What "test suite for the parser"? Of course a test suite for the faulty program you're trying to correct into a working one.

danbruc · on March 29, 2022

So I can only use the diff tool to compare two non-compiling versions of a source file if I provide a test suite for that file to the diff tool? And how would you want to make use of the test suite? Before you can run the test suite, the source file must already parse and compile which is already more than a diff tool based on a syntax tree requires - it must be able to parse the source code but it doesn't have to compile. Passing the test suite requires even more, not only being able to parse and compile but also yield the correct behavior which the diff tool doesn't care about.

And you actually jumped over the hard part that requires the heuristics, how to modify the input in order to make it parse. Take a 10 kB source file and delete 10 random characters - how will you figure out which characters to put back where? With 100 possible characters, 10,000 positions to insert a character, and having to insert 10 characters, you are looking at something like 10^60 possible modifications. You are certainly not going to try them one after another, each time checking if the modified source file parses, compiles, and passes the test suite.

jhgb · on March 29, 2022

> So I can only use the diff tool to compare two non-compiling versions of a source file if I provide a test suite for that file to the diff tool?
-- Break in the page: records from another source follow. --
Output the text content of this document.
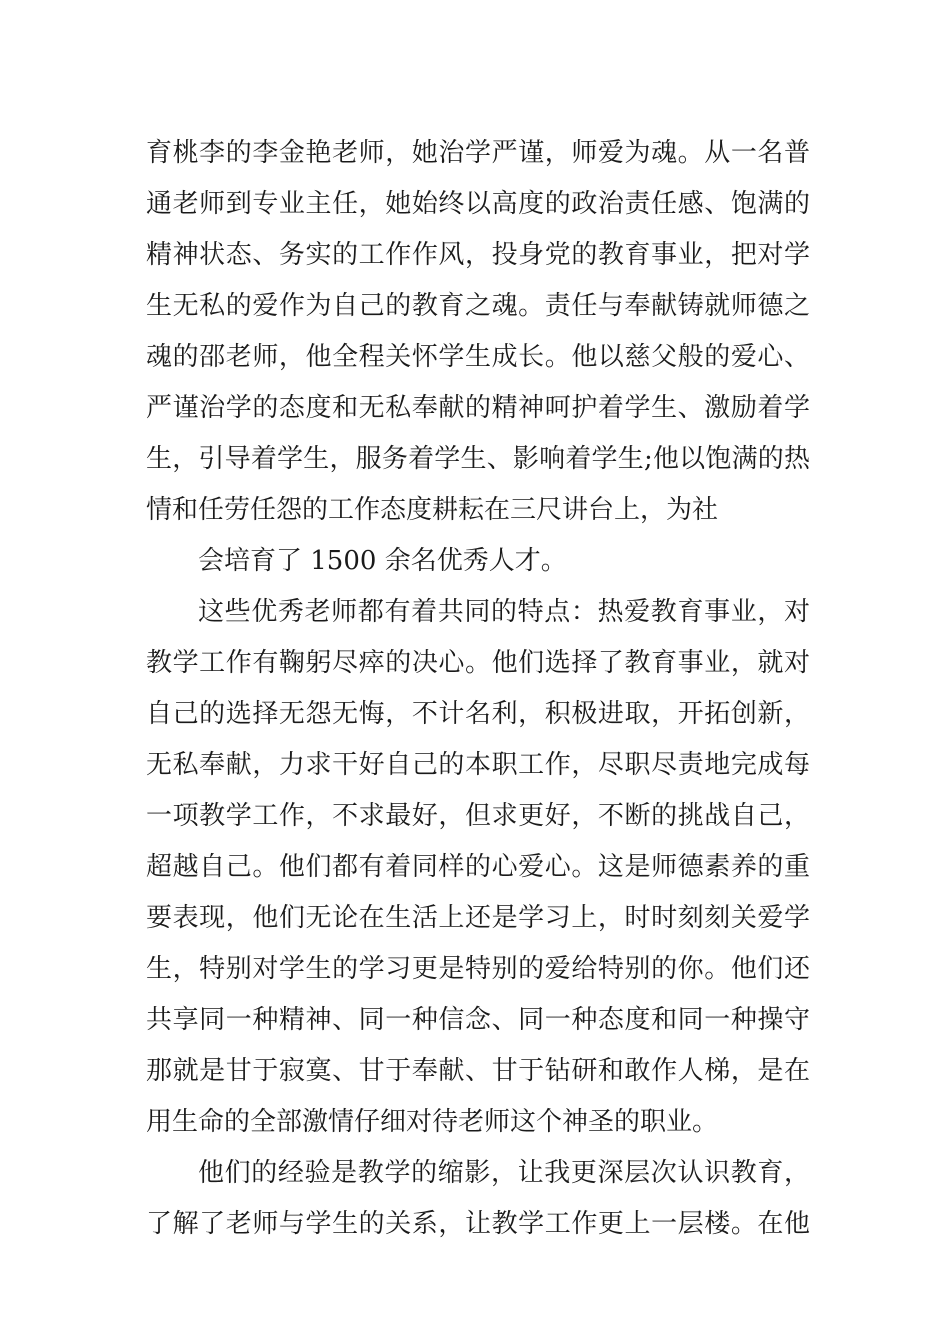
育桃李的李金艳老师，她治学严谨，师爱为魂。从一名普
通老师到专业主任，她始终以高度的政治责任感、饱满的
精神状态、务实的工作作风，投身党的教育事业，把对学
生无私的爱作为自己的教育之魂。责任与奉献铸就师德之
魂的邵老师，他全程关怀学生成长。他以慈父般的爱心、
严谨治学的态度和无私奉献的精神呵护着学生、激励着学
生，引导着学生，服务着学生、影响着学生;他以饱满的热
情和任劳任怨的工作态度耕耘在三尺讲台上，为社
会培育了 1500 余名优秀人才。
这些优秀老师都有着共同的特点：热爱教育事业，对
教学工作有鞠躬尽瘁的决心。他们选择了教育事业，就对
自己的选择无怨无悔，不计名利，积极进取，开拓创新，
无私奉献，力求干好自己的本职工作，尽职尽责地完成每
一项教学工作，不求最好，但求更好，不断的挑战自己，
超越自己。他们都有着同样的心爱心。这是师德素养的重
要表现，他们无论在生活上还是学习上，时时刻刻关爱学
生，特别对学生的学习更是特别的爱给特别的你。他们还
共享同一种精神、同一种信念、同一种态度和同一种操守
那就是甘于寂寞、甘于奉献、甘于钻研和敢作人梯，是在
用生命的全部激情仔细对待老师这个神圣的职业。
他们的经验是教学的缩影，让我更深层次认识教育，
了解了老师与学生的关系，让教学工作更上一层楼。在他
Not sure what this whole straw man is about. I definitely didn't suggest anything like that. Of course you can only compare two compiling versions of a source file using a test-suite-based heuristics. I thought this whole thing was about "heuristics that identify reasonable changes which fix the file" mentioned above? "Reasonable changes that DON'T fix the file" are clearly recognizable by NOT passing the test suite, just as if it was a human trying to make those changes and finding out that the change that he just did didn't in fact yield the desired results after running the test suite.

> With 100 possible characters, 10,000 positions to insert a character, and having to insert 10 characters, you are looking at something like 10^60 possible modifications.

If you're working with an AST, you're almost certainly not working with characters. That would be immensely wasteful. In fact working with an AST is pretty much the only way in which the set of changes is sufficiently reduced for almost any change to NOT be rejected outright. With character-level modifications, you're facing the problem that almost every edit will be outright rejected as early as at the stage of parsing.

danbruc · on March 30, 2022

We have obviously been taking past each other. My point was that a parser for a syntax tree based diff tool should probably be able to deal well with files with syntax errors, i.e. it must be able to fix syntax errors. And with fixing syntax errors I did not mean actually fixing the file but being able to construct a reasonable syntax tree even if some subtrees do not adhere to the grammar. Given an input like

  class foo
  {
    function bar() {
    function baz() { }
  }

it should be able to parse the file as if bar() was not missing the closing curly brace. If the parser just gave up or inserted the closing curly brace at the end

  class foo
  {
    function bar() {
    function baz() { }
  }
  }

making baz() a nested function inside of bar() the result would be worse than using a character-based diff algorithm. But I never intended to say anything about making code functionally correct, that is none of the business of a parser or diff algorithm.

db48x · on March 30, 2022

What you do is produce an AST where some nodes indicate syntax errors. This works best in languages where it is easy to resynchronize after an error, of course.